Special needs include any long-term medical, physical, psychological or educational conditions that require treatment. Air Force Instruction 40-701, Special Need Identification and Assignment Coordination, mandates enrollment to protect Airmen and their families.

The Air Force Personnel Center considers enrollment in EFMP when an Airman is due for a new assignment or professional development opportunity. This assurance of an appropriate assignment begins at the base level, said Lori Surgnier, chief of humanitarian and EFMP assignments at the Air Force Personnel Center.

"Airmen with family members who require special needs should visit a medical treatment facility for a complete evaluation, assessment and enrollment in the program," she said. "They can obtain the necessary limitation code, 'Q,' which identifies them as having a family member with special needs."

When Airmen enrolled in EFMP are notified of an assignment, they should call their special needs coordinator to ensure appropriate services and care is available for the family at the new location.
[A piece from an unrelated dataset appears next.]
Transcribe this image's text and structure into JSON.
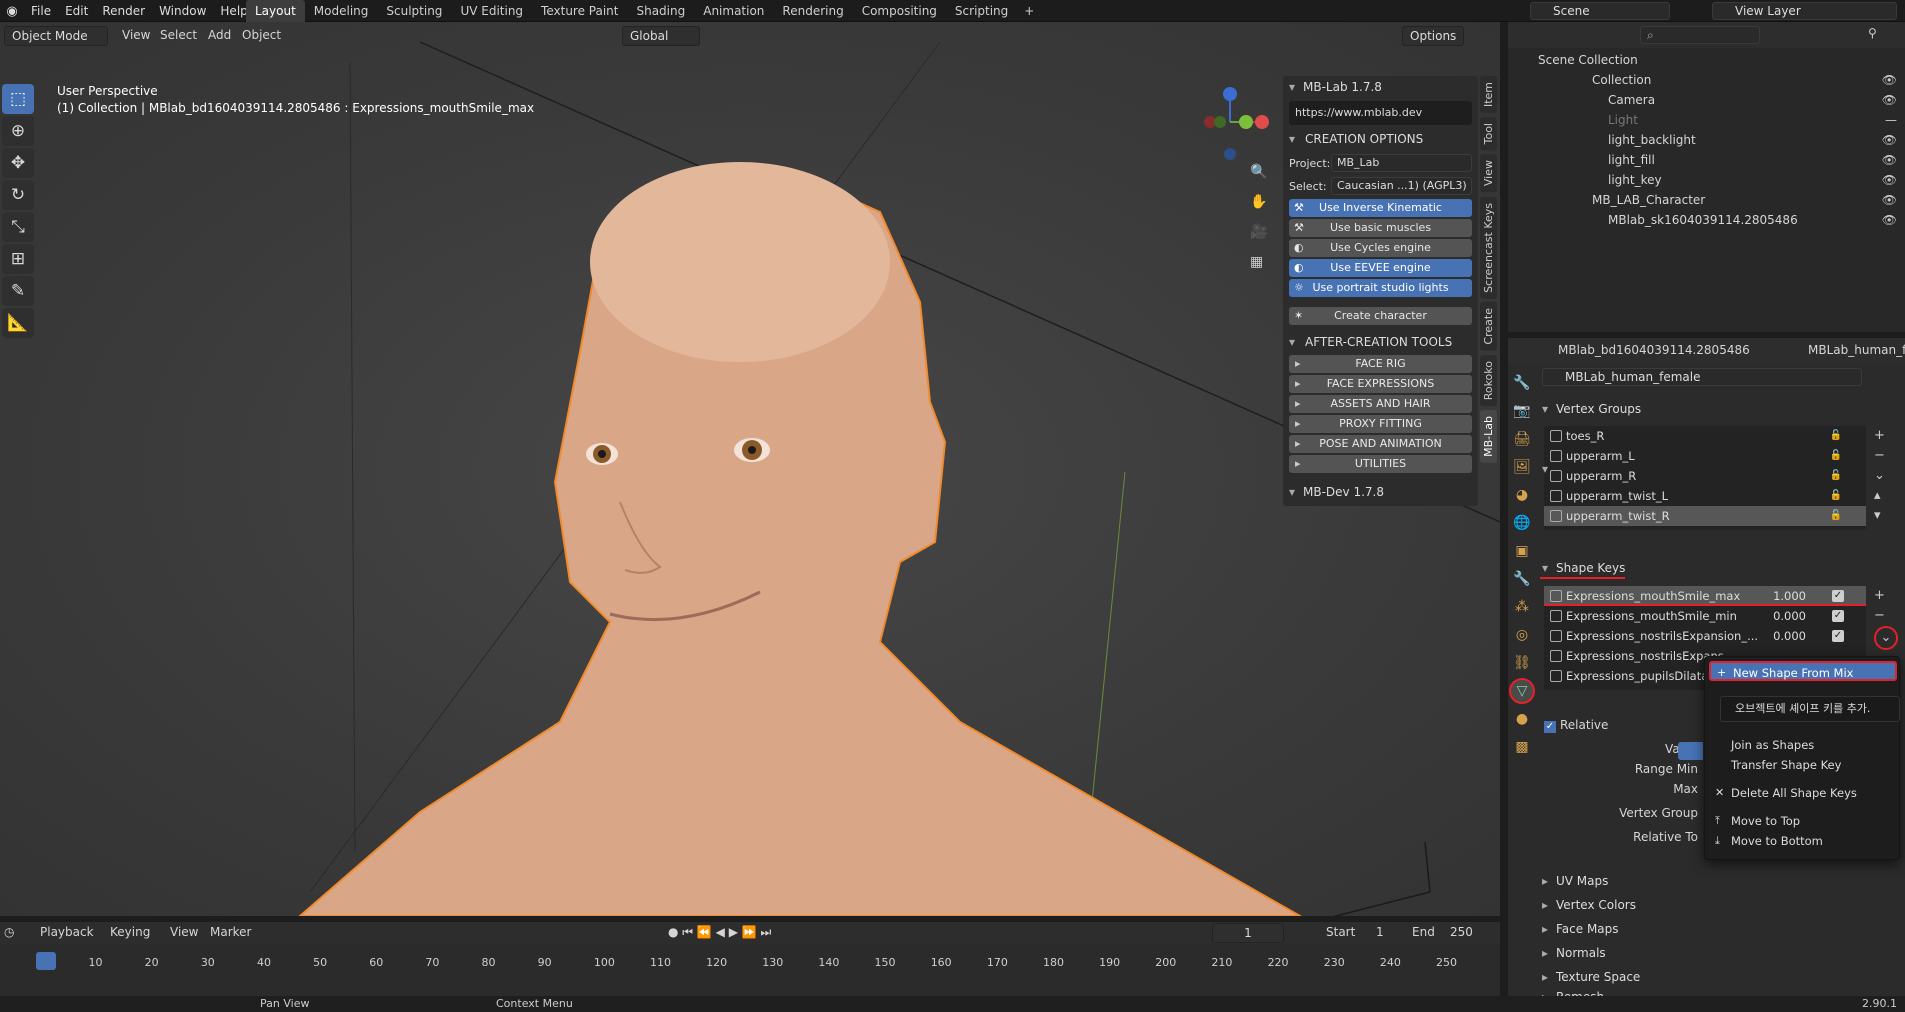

If the needs cannot be met, then Airmen may proceed without their family members, apply for EFMP reassignment consideration through AFPC, or in certain situations, request assignment cancellation through the Virtual MPF website.

"Once a location has been determined as meeting the Air Force's manning need and the required care or service, the new assignment is processed, and the Airman and family will proceed to the re-assignment," Ms. Surgnier said.

Eligibility for a new assignment under EFMP is still based upon current and projected manning requirements at locations where required medical, educational, early intervention or related services are available through the military medical system, civilian resources utilizing Tricare, or a combination thereof and local resources.

"We want to ensure all Airmen, EFMP enrolled or not, are considered fairly among their peers for assignments," Ms. Surgnier said.